In 2008, Kurizki’s group showed, in an article that appeared in Nature, that repeated measurements can temporarily decouple this oscillation so that increasing or lowering the temperature of the atom depends only on the rate of measurement. This means that the atom can be heated or cooled beyond the temperature of the surrounding bath by just observing it – in apparent violation of the laws previously believed to be imposed by thermodynamics. That finding was corroborated in an experiment conducted by the Weizmann Institute’s Dr. Gonzalo Alvarez and Prof. Lucio Frydman, which was published in 2010 in Physical Review Letters.

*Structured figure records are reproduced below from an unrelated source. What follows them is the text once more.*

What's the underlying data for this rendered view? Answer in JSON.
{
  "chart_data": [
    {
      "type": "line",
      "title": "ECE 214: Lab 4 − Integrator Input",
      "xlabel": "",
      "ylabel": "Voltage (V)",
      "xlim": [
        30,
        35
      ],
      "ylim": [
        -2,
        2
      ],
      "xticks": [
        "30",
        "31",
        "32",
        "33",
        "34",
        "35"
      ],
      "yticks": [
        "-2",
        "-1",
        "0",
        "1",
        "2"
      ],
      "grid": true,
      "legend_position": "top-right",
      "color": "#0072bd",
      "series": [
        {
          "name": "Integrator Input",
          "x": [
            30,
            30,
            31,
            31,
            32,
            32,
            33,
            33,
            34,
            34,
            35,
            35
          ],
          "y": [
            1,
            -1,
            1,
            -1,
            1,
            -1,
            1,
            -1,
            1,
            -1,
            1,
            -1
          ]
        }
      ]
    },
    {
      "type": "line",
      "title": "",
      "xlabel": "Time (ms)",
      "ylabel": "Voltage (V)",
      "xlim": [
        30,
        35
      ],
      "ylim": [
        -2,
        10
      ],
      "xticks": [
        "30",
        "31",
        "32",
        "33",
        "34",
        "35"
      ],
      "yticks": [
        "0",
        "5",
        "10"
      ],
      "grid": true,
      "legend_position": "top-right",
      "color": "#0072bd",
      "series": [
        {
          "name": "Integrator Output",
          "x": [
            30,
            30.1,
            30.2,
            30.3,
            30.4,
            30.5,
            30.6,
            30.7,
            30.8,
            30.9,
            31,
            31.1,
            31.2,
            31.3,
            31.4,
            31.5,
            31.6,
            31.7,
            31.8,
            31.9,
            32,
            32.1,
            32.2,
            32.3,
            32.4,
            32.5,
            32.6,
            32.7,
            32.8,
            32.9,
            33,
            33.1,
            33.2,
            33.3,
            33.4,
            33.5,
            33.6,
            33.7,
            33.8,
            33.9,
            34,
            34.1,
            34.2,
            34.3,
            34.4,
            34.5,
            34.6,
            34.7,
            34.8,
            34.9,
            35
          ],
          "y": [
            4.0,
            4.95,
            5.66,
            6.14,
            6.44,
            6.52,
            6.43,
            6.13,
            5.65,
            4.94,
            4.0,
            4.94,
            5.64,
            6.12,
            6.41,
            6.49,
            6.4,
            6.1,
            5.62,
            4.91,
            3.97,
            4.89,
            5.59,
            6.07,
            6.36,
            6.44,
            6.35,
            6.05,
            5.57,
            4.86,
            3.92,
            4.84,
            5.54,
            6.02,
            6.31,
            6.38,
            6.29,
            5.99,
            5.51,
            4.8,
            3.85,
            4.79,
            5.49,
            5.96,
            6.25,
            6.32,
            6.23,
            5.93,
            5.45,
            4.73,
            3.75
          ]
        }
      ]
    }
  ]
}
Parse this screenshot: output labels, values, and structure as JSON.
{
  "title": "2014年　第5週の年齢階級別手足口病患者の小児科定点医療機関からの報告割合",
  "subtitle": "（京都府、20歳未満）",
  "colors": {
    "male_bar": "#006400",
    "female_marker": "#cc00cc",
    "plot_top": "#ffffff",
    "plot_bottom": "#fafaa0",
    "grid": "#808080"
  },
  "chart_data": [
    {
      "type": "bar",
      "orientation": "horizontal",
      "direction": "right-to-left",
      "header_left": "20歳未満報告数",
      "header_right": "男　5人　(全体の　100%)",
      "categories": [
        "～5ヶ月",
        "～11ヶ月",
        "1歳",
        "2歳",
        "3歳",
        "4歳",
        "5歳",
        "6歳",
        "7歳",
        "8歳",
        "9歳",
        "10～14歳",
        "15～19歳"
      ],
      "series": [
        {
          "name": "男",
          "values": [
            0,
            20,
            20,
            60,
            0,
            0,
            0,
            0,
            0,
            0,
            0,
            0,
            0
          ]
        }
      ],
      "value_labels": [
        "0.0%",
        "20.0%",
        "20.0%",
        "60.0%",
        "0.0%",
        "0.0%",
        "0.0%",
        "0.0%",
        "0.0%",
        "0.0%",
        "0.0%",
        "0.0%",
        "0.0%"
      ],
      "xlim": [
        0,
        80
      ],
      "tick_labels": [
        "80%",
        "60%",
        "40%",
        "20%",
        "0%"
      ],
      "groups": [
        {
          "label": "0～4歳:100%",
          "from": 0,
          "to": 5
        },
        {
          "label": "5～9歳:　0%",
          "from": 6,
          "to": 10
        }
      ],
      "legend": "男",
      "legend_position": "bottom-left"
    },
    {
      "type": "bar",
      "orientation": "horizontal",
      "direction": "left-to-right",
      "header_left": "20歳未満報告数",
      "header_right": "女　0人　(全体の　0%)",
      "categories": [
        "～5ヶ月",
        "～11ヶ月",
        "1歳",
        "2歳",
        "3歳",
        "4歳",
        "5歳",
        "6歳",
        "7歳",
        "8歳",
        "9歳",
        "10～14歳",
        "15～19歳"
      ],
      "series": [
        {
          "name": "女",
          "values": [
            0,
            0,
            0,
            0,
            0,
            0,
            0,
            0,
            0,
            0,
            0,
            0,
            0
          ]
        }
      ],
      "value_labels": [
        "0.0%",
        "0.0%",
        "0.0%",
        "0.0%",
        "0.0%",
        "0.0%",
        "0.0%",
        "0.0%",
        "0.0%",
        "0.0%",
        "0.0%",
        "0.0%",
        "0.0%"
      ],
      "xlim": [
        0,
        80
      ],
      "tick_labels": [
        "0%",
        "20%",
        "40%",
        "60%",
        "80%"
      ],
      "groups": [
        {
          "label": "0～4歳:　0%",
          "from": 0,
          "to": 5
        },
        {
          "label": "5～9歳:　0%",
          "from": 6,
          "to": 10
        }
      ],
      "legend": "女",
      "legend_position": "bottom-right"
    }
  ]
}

Kurizki and research student David Gelbwaser-Klimovsky have now found that the same quantum phenomenon gives the atom the ability to influence its energy exchange with the outside world in the form of useful work. If the atom, after being immersed in a bath, is then hooked up to an oscillator, and the measurements are performed on the atom at the right rate, the atom will amplify the oscillations and thereby execute work. This finding has implications for current theories – for example, the widely accepted principle proposed in 1961 by Rolf Landauer which states that work obtainable from a measurement must not exceed the energy cost of erasing its record from the observer’s memory. Here, no such record is required, so Landauer’s cost does not apply to the work extracted from the measurement.
 
Heat engine
 
 
That setup led the scientists to invent the world’s smallest refrigerator: They showed that if the atom is coupled to two baths – one heating the atom and the other cooling it – part of the heat will be converted to work that can have an amplifying effect on the oscillator. When the frequency of those oscillations gets high enough, the machine becomes a quantum refrigerator, lowering the temperature of the already-cold bath.
 
quantum fridge
 
 
On a basic level, these findings may help bridge the gap between classical thermodynamics and quantum mechanics. On a more practical level, they may have implications for the cooling of tiny electronic components and nanodevices. Today, the technical difficulties in cooling such devices are one of the main limitations on chip miniaturization.
 
According to Kurizki, the findings may call into question one version of the third law of thermodynamics as it was first formulated by Walther Nernst in 1908. As Nernst put it, it is impossible for any procedure to lead to an absolute-zero temperature in a finite number of steps. Indeed, the classical idea of cooling involves energy or heat flowing from a warmer to a cooler substance, implying one could never actually get down to absolute zero. But the new findings suggest otherwise. Kurizki: “It may be possible to attain absolute cooling if the bath is a chain of spins (magnetized particles) connected to a single-atom ‘refrigerator.’ That chain of spins could fully freeze. Not a few physicists who have been trained to accept the third law as Gospel will be uncomfortable with this prediction. But that, ultimately, is what drives science – surprises and debate.” As for experimental proof, Kurizki thinks the theory may be tested by experiments in ultra-cold gases.
 
Prof. Gershon Kurizki is the incumbent of the George W. Dunne Professorial Chair of Chemical Physics.